WASP 107b’s orbit around its star is an “eccentric orbit,” meaning it’s not perfectly circular. This eccentric orbit squeezes the planet periodically, “which makes it warm up, just like if you were to pick up clay and move it around,” Wellbanks explained.
The compression that produces this heat is called tidal heating, and Gowdy thinks it may be a good explanation for why WASP 107b’s core is hotter than expected.
However, Gaudi still has some questions about the mechanism behind this tidal heating.
For example, for WASP 107b’s eccentric orbit to heat its core so much, the core would need to be very efficient at dissipating tidal heating, Gowdy said.
A NASA map of all 4,003 exoplanets discovered as of 2019. Each of these planets has its own unique characteristics that scientists like Singh and Wellbanks are helping us understand. YSTEM Sound (M. Russo, A. Santaguida); Data: NASA Exoplanet Archive
This means that every time an exoplanet orbits a star, it gets “compressed,” storing a lot of energy in its core. According to Gaudi, an exoplanet’s orbit should not remain eccentric for long periods of time, but should eventually become perfectly circular.

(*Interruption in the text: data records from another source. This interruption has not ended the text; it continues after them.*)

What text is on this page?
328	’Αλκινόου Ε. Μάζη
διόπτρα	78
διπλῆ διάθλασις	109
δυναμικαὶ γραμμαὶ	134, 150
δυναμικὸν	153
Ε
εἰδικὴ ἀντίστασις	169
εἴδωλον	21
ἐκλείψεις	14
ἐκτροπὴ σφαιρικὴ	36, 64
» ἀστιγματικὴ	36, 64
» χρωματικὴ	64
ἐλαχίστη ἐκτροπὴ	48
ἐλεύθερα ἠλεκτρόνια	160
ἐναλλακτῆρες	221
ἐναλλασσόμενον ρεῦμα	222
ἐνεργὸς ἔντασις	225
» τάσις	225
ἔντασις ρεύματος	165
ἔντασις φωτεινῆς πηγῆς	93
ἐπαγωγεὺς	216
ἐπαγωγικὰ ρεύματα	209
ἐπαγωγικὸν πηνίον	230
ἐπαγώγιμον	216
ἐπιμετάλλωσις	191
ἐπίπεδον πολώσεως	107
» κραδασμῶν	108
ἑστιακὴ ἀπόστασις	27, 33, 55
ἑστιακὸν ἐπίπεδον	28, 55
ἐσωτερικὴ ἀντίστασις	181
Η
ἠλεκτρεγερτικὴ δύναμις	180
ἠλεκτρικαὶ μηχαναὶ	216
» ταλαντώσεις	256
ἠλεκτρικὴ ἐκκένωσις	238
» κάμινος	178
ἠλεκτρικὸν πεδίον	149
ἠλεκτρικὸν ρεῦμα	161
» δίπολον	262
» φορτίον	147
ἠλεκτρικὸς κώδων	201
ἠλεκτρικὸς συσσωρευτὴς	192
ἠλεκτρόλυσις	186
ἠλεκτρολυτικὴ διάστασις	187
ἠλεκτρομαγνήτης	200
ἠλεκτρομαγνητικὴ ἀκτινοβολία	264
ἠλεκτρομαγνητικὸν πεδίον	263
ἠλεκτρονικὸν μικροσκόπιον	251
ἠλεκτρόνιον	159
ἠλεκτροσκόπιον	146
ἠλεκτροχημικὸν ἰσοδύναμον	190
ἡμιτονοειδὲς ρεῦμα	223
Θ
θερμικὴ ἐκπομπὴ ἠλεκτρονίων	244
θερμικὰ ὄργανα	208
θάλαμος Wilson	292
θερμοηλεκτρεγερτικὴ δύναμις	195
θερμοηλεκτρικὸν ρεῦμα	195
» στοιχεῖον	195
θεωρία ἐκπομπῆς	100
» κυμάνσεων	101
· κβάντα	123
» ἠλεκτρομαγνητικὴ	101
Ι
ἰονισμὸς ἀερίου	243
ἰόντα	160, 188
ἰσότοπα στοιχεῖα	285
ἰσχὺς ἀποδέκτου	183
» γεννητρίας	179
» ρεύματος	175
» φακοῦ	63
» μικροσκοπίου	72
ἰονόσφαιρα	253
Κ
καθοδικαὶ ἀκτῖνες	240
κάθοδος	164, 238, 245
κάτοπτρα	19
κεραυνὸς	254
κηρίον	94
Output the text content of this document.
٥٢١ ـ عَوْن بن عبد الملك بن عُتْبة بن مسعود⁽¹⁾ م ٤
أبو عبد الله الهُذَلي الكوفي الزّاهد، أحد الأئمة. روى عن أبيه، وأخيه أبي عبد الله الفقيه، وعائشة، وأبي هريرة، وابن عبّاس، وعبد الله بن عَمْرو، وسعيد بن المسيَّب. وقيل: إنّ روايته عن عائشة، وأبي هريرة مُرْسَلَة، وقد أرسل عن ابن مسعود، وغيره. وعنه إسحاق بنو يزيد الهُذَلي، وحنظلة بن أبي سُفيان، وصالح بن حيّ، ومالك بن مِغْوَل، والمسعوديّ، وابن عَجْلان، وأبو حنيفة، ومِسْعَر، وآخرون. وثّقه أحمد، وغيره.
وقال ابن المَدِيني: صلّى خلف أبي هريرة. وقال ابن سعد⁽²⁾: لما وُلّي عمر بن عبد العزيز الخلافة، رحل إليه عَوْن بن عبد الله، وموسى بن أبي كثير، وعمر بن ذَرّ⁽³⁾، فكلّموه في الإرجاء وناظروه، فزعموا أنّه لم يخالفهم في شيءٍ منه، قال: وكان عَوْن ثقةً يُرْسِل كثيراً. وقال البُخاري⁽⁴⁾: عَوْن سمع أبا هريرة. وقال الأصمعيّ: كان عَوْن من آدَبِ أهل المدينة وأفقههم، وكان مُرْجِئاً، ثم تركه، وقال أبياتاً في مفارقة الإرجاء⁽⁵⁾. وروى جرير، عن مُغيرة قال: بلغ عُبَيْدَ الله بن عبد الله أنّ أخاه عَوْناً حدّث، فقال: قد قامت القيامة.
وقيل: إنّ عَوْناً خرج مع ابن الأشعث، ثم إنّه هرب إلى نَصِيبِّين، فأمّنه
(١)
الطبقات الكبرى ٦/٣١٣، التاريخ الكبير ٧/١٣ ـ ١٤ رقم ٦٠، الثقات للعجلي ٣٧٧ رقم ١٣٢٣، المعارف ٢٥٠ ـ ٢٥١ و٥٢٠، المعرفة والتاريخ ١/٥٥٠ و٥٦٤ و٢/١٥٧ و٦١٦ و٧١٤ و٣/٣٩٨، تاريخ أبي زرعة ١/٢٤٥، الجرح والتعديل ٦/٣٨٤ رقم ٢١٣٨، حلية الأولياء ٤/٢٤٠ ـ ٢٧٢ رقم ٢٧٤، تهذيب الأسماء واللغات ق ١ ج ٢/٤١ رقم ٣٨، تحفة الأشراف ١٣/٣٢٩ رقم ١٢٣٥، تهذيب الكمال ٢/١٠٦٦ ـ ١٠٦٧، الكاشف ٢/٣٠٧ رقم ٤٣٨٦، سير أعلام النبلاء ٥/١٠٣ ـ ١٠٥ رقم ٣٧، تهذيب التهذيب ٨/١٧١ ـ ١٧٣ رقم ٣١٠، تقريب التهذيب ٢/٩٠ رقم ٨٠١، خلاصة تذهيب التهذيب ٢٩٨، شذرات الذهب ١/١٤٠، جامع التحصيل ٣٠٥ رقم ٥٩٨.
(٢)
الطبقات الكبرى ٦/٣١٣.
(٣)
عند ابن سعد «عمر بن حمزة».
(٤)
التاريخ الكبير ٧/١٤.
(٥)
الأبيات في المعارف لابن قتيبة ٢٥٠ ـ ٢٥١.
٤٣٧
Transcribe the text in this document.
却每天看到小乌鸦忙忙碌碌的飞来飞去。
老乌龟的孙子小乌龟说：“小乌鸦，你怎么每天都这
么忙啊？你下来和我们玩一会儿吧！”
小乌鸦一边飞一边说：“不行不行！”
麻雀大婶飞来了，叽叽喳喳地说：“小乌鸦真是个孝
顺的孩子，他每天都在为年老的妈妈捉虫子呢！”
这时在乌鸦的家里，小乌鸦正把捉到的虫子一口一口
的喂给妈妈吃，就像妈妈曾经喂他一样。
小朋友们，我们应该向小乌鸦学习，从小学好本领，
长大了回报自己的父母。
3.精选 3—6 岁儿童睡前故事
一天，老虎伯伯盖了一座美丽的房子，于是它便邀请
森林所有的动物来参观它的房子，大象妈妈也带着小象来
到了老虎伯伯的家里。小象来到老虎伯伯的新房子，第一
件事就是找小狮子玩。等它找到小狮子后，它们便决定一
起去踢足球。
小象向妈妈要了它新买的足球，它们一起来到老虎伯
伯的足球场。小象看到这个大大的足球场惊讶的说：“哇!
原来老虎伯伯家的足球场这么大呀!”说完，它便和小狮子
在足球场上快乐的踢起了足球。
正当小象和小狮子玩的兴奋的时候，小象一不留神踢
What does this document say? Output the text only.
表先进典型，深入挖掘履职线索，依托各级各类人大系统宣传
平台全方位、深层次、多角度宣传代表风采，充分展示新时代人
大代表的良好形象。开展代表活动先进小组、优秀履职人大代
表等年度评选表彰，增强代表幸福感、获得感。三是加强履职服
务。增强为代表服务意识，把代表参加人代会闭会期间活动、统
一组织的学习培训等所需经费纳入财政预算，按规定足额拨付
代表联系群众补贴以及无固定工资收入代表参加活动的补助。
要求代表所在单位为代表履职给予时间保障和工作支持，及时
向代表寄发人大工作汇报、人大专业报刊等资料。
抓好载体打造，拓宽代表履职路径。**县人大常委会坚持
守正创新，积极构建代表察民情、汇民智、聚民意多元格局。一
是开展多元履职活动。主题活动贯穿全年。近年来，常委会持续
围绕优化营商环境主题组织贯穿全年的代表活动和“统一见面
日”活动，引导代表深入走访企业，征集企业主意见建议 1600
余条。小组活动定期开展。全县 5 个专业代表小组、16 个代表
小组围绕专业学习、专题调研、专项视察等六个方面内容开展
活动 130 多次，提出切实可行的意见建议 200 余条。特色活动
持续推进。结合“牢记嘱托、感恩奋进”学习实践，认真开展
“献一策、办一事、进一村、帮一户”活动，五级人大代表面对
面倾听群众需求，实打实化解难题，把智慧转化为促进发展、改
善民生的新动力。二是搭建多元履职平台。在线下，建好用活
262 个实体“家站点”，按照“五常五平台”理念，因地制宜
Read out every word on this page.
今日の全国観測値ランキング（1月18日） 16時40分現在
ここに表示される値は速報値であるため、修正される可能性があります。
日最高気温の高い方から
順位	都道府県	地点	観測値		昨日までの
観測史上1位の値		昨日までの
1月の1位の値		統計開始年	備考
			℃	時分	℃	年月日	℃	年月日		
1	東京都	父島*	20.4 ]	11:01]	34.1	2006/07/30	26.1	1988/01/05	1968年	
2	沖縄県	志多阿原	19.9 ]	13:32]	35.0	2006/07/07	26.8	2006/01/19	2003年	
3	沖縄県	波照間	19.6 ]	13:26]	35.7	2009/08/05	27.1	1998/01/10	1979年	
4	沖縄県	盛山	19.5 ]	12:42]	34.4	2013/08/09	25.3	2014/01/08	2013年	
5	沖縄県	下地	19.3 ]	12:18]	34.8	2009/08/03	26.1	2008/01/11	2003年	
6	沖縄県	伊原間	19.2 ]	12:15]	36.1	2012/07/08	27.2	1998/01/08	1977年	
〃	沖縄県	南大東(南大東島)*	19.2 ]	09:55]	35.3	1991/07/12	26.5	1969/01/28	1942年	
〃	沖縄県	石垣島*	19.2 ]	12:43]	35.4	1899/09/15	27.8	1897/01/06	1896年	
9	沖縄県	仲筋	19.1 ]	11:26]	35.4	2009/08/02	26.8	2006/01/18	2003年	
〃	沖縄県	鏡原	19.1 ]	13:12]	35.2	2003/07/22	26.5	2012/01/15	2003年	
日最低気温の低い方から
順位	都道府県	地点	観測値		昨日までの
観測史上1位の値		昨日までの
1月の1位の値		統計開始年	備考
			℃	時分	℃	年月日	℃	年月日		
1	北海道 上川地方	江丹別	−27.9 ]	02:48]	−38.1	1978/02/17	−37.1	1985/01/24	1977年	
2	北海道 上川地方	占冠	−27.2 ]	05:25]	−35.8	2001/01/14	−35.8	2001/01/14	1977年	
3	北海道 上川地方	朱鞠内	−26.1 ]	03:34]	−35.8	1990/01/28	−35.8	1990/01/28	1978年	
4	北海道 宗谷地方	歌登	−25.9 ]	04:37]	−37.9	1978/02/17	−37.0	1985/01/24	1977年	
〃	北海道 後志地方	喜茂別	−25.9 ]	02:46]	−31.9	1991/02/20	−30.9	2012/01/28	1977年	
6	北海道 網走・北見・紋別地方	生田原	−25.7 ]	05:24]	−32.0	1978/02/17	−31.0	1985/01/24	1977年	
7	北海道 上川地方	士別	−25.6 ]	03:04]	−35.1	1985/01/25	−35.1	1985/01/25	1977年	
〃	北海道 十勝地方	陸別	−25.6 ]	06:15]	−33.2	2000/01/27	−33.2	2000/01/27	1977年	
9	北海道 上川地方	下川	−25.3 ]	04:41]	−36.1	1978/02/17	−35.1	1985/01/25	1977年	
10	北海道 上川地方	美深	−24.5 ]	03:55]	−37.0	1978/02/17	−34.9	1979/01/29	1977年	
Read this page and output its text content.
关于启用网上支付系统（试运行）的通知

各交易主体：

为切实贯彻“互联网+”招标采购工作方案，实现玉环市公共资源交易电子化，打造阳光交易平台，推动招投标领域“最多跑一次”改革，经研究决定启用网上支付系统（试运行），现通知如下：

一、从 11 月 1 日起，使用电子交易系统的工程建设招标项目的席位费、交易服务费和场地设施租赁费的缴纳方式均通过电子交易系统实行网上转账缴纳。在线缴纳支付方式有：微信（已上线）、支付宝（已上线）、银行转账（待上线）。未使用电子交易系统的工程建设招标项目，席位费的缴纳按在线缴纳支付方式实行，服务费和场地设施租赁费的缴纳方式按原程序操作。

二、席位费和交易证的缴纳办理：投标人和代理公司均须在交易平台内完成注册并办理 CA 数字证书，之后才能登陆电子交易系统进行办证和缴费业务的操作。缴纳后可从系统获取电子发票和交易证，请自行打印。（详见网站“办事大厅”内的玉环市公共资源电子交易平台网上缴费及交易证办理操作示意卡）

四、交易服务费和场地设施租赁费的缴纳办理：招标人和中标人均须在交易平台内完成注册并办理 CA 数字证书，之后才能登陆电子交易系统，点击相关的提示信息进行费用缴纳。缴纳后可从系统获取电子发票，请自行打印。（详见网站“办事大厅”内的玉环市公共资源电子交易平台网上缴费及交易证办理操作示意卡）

So why is WASP 107b’s orbit still eccentric? Did Singh and Wellbanks simply catch it at the right time, or is there something else, like the gravitational pull of a nearby planet, that’s supporting the exoplanet’s erratic orbit?
Wellbanks and Singh plan to investigate WASP 107b’s eccentric orbit, tidal heating, and other remaining questions in the future.
But for Singh, Wellbanks and Gowdy, the most important lesson from the job is that collaboration brings success.
“In a time in science where a lot of things are not reproducible, it’s very encouraging that two teams came up with the same thing so quickly,” Singh said.
“When we work together, we do greater and better science,” Wellbanks said.